The measures by bank regulators may sound technical and lack the populist appeal of moves such as a cap on bankers' bonuses or a tax on financial transactions. But the measures will have a fundamental impact on how banks work and will hopefully lessen the chance of them failing in the next major financial crisis.
Last week, the US Fed said that US banks would need to obey the new, tougher international Basel III standards, which require lenders to increase their capital to at least 7 per cent equity against their risk-weighted assets over a period of five years.

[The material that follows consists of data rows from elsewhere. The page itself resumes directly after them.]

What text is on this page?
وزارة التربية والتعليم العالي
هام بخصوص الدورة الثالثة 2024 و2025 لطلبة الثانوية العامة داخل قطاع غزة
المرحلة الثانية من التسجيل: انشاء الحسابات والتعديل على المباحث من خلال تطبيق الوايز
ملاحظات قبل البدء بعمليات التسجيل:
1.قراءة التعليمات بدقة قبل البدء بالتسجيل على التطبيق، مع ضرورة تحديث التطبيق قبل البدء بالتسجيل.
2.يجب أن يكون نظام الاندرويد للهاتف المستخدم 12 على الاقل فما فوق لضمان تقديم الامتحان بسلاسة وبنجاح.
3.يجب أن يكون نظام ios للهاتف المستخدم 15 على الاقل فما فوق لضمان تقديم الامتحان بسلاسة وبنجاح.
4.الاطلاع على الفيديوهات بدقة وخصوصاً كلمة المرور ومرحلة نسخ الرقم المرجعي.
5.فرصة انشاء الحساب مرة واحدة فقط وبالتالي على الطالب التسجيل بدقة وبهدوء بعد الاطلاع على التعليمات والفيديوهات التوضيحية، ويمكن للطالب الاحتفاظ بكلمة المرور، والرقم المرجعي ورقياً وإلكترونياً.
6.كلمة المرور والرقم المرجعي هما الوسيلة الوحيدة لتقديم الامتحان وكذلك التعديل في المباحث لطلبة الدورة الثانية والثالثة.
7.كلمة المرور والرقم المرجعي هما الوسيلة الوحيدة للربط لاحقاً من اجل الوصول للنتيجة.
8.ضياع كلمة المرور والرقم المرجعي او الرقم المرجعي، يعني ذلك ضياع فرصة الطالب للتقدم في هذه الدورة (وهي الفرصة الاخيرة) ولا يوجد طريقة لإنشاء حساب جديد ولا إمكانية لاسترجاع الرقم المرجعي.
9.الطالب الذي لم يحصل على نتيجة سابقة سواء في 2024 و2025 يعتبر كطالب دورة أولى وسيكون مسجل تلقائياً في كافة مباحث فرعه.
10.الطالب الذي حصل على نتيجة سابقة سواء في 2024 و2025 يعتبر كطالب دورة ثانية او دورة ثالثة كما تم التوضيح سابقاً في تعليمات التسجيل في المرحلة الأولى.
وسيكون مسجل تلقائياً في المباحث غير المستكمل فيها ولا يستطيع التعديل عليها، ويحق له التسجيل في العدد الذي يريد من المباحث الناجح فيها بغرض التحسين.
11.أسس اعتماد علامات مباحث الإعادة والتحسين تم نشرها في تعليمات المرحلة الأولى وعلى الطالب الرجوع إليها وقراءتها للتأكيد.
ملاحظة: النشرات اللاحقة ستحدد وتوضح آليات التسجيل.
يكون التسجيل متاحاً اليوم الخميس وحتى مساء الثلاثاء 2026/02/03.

Put simply, this essentially means that for every $1 which a US bank lends out, it must be backed by seven cents of the lender's own money. That may not sound like much if the lender were to face a sudden cash crunch, but US banks were used to even lower capital requirements before the 2008 global financial crisis.

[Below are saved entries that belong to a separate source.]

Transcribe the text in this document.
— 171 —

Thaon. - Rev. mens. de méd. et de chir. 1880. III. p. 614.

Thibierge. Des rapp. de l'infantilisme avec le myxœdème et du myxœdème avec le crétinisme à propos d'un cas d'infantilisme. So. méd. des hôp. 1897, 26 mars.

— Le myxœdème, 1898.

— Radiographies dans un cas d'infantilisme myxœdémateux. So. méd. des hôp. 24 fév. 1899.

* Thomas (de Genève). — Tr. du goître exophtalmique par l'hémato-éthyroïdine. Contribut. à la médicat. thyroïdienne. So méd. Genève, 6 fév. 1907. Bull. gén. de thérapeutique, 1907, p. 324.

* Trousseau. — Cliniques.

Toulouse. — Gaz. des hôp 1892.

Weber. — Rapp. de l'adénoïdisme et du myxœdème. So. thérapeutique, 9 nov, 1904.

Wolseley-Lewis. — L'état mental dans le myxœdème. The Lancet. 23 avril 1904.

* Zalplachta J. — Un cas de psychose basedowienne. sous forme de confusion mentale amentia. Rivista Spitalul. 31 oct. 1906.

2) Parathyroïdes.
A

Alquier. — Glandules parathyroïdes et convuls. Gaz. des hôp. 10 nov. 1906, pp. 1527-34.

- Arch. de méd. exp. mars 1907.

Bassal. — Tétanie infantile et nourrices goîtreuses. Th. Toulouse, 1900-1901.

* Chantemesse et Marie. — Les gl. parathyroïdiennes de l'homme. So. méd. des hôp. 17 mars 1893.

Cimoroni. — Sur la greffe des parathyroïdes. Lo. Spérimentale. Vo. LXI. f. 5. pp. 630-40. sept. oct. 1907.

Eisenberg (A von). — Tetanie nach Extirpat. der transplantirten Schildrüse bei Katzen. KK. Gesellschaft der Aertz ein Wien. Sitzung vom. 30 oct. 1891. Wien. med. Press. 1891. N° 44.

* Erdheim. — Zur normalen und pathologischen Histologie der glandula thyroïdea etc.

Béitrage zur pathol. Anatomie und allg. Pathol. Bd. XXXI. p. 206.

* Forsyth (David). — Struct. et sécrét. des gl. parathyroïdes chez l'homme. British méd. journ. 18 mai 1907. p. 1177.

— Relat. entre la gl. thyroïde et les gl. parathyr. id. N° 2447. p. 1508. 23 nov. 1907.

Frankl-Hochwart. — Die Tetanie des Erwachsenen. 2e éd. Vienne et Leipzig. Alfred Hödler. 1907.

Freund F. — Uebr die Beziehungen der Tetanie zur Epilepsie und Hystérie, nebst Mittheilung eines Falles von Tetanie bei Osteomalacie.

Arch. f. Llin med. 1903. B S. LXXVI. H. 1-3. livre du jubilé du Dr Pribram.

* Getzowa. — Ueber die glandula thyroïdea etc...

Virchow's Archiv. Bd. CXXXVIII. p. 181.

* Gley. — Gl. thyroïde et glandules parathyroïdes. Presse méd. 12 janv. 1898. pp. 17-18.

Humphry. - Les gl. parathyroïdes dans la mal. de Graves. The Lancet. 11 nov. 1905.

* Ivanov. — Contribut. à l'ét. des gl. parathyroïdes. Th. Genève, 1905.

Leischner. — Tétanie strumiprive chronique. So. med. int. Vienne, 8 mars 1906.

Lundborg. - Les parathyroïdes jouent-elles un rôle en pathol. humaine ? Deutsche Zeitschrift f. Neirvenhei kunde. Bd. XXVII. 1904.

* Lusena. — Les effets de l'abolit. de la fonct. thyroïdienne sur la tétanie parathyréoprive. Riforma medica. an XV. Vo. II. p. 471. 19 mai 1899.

In contrast, Singapore lenders have had to put up with much tougher capital adequacy ratio arrangements.
OCBC Bank has a total capital adequacy ratio of 18.1 per cent, followed by United Overseas Bank with 18 per cent and DBS Group, whose capital adequacy ratio is 15.5 per cent.
The other big reform taking place is the drive to push derivatives being traded over the counter among banks to trading on exchanges and settling within clearing houses.
It addresses one of the biggest weaknesses exposed by the 2008 financial crisis - the over-the-counter trading of credit default swaps, which led to the near-collapse of US insurance giant AIG.